Un reino de este mundo
Petrificada en el tiempo, la Iglesia sufre ahora la crisis de la pederastia y deberá adaptarse a la Justicia terrenal
Actualizado: GuardarEn los años cincuenta y sesenta religiosos de todas las órdenes, frailes, curas de pueblo, misioneros recién llegados del Congo Belga o de la India rastrillaban colegios, escuelas, institutos y parroquias, en un afán casi obsesivo de «descubrir vocaciones». La presencia de los enviados a detectar a los chicos en cuya frente se habría posado el dedo de la selección divina excitaba las aulas sobremanera. En las parroquias de la España rural la recogida de vocaciones era especialmente fructífera porque si la vocación no se manifestaba con la claridad necesaria en el candidato sus progenitores daban el último empujoncito. Si el chico había salido aplicado, a cambio de alistarse en el tropa sacerdotal, estaba garantizada su alimentación en régimen de internado, su formación especializada en humanidades y un oficio respetable para el futuro, mal remunerado, pero seguro. Y, con suerte, el muchacho podía llegar a obispo. Se construyeron enormes seminarios para albergar aquella multitud de aspirantes que luego habría que encauzar hacia la docencia, el sacerdocio puro y duro o la estimulante misión en los continentes pobres. Ahí se fraguaron algunas generaciones de profesionales que saltaron del barco antes de que los votos les comprometieran a perpetuidad pero también miles de religiosos que empujados por la miseria en sus hogares de posguerra o deslumbrados por las imágenes de la jungla y la sotana blanca, la choza, el negrito, las lanzas y el salacot, acabaron cautivos en polvorientas sacristías sin vocación, sin aventura, sin horizonte.

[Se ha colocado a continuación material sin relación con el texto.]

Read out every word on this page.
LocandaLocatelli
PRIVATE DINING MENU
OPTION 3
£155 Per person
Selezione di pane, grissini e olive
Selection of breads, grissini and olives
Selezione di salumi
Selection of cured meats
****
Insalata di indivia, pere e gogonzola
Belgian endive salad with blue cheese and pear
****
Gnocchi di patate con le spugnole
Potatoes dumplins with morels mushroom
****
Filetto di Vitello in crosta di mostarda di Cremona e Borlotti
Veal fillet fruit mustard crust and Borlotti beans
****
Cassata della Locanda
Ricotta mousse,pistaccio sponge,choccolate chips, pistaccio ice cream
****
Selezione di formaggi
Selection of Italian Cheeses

Más tarde el desarrollo, el hedonismo, el sesenta y ocho, el olvido del hambre cambiaron radicalmente el escenario socioeconómico en España, en Irlanda, en Italia, en Alemania y el acceso masivo a la educación gratuita pinchó la burbuja religiosa de posguerra. Los desmesurados seminarios quedaron vacíos como esqueletos del pasado y la Iglesia asistió perpleja a la «crisis de vocaciones». En el desconcierto de la indiferencia social a la oferta sacerdotal la comunidad dirigida desde Roma ya no logró recuperar la sintonía con la calle. Ni adaptar su lenguaje y el rito a los cambios; ni romper el silencio y la oscuridad del pecado y el delito de los abusos pedófilos; ni permeabilizar sus estructuras al avance de los derechos de la democracia burguesa. Petrificada en estructuras añejas ahora sufre la gran crisis de la pederastia, donde se combinan facturas que surgen de un pasado que creían enterrado con la guerra sigilosa de las confesiones por una parte del pastel. Algunos «empresarios morales» intentan descalificar la voz de su Pontífice mientras sigue la tortura de los recuerdos de las víctimas que aflora al calor de indemnizaciones que no absuelven del crimen sin castigo. El reino de la Iglesia es de este mundo pero si no acepta sus reglas de juego en la Justicia terrenal la brecha se hará cada vez más grande.